French taxi drivers have extended anti-Uber protests to a second day as news emerged that a Paris court had fined the controversial ridesharing service for skirting rules in place to prohibit its drivers from touting directly for business on the streets.
The fine of €1.2 million followed a complaint from the traditional taxi industry federation that Uber and others were flouting rules that limit alternative cab services to pre-booked business.
Such rules are in place to effectively keep hail-down business for the traditional licensed taxis.
An Uber spokesman on Wednesday confirmed that the court had imposed the €1.2 million fine and said his company was examining the issue.
The matter did not challenge Uber's mobile phone application and concerned only the written information the firm supplies to its drivers, the spokesman said.
The news came amid protests by traditional taxi drivers who partially blocked roads on the edge of Paris and other spots for a second consecutive day in the latest outcry against what they said is unfair competition from the likes of Uber.
Previously, protests against UberPop turned violent in France, with taxi drivers burning cars and blocking access to airports and train stations.
Around 2,800 cabbies took part in the strike in June, with more than 30 blockades nationwide, including the access points to Paris' Charles De Gaulle and Orly airports. Police eventually fired tear gas and broke up the protest on the western stretch of motorway.
"UberPop is illegal. It's the law, and it must be respected. We get the feeling the government is letting this happen," Rene Pierre-Jean, a member of the CGT union, said.
At the time, Uber claimed to have had 400,000 UberPop users in France, with the protest a result of Uber drivers not paying taxes, not holding appropriate insurance, and not undergoing the 250 hours of training that is mandatory for cab drivers in the country.
UberPop was deemed to be illegal in France in January last year, but has continued operating regardless.
The controversial app also came up against authorities in Brussels in September, when a Belgian court gave UberPop 21 days to close its Brussels operation. The ban followed one handed down to Uber in April 2014 which, like the French ban, was ignored.
In July, GMB, one of the UK's largest trade unions, announced that it was taking legal action against Uber, demanding that Uber drivers be provided with the national minimum wage, paid leave, and rest breaks.
Dutch judges in December banned UberPop from taking bookings via its smartphone app and threatened the company with fines of up to $123,000, saying that unlicensed drivers were breaking the law.
A defiant Uber reacted in a statement saying it "will continue to offer UberPop".
Uber's legal issues extend worldwide, with the São Paulo City Council voting in favour of a bill to restrict the operation of Uber-like services in the Brazilian city. The vote followed months of wrangling between the startup and the union representing taxi drivers in the city.
Despite intervention from regulatory bodies and numerous fines issued to Uber drivers in Australia, the New South Wales government gave the green light to Uber on Sydney's streets in December, following on from the Australian Capital Territory allowing the service to operate in the nation's capital in October.
As a result, drivers in Shanghai who utilise Didi Kuaidi and Uber to provide taxi services face penalties and a 10,000 yuan fine, as well as the suspension of their driver's licence for up to six months. The taxi-hailing app platforms will be fined 100,000 yuan for each case as well.
Also on Thursday, GrabTaxi -- Uber's rival in Southeast Asia -- rebranded as Grab.
The new Grab branding covers the company's taxi, private car, motorcycle taxi, social carpooling, and last mile delivery services.

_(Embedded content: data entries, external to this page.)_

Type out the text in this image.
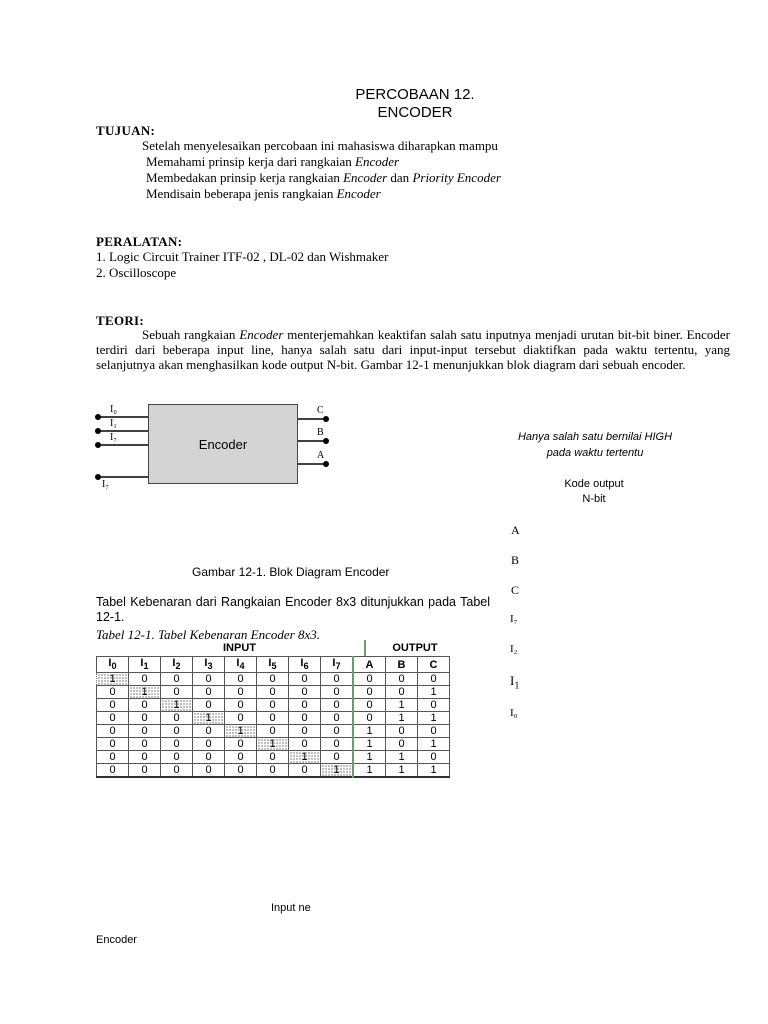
PERCOBAAN 12.
ENCODER
TUJUAN:
Setelah menyelesaikan percobaan ini mahasiswa diharapkan mampu
Memahami prinsip kerja dari rangkaian Encoder
Membedakan prinsip kerja rangkaian Encoder dan Priority Encoder
Mendisain beberapa jenis rangkaian Encoder
PERALATAN:
1. Logic Circuit Trainer ITF-02 , DL-02 dan Wishmaker
2. Oscilloscope
TEORI:
Sebuah rangkaian Encoder menterjemahkan keaktifan salah satu inputnya menjadi urutan bit-bit biner. Encoder terdiri dari beberapa input line, hanya salah satu dari input-input tersebut diaktifkan pada waktu tertentu, yang selanjutnya akan menghasilkan kode output N-bit. Gambar 12-1 menunjukkan blok diagram dari sebuah encoder.
Encoder
I₀
I₁
I₇
I₇
C
B
A
Hanya salah satu bernilai HIGH
pada waktu tertentu
Kode output
N-bit
A
B
C
I₇
I₂
$I_1$
I₀
Gambar 12-1. Blok Diagram Encoder
Tabel Kebenaran dari Rangkaian Encoder 8x3 ditunjukkan pada Tabel 12-1.
Tabel 12-1. Tabel Kebenaran Encoder 8x3.
INPUT	OUTPUT
$I_0$	$I_1$	$I_2$	$I_3$	$I_4$	$I_5$	$I_6$	$I_7$	A	B	C
1	0	0	0	0	0	0	0	0	0	0
0	1	0	0	0	0	0	0	0	0	1
0	0	1	0	0	0	0	0	0	1	0
0	0	0	1	0	0	0	0	0	1	1
0	0	0	0	1	0	0	0	1	0	0
0	0	0	0	0	1	0	0	1	0	1
0	0	0	0	0	0	1	0	1	1	0
0	0	0	0	0	0	0	1	1	1	1
Input ne
Encoder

According to Grab, which launched in 2012, it currently has 200,000 drivers and its app has clocked more than 11 million downloads.
"We've grown over the years and we're now much more than a taxi app. This new brand is an important evolution that represents our goal to outserve our customers. We are not only providing passengers with a transport service, we are saving them time and ensuring they have a safe ride," Grab CEO and co-founder Anthony Tan said.
"Grab aims to make transportation accessible to everyone in Southeast Asia. We have set the benchmark in the industry, with the most number of transport services that cater to all price points, all available in one app. We have something for everyone -- and are committed to delivering the best possible user experience."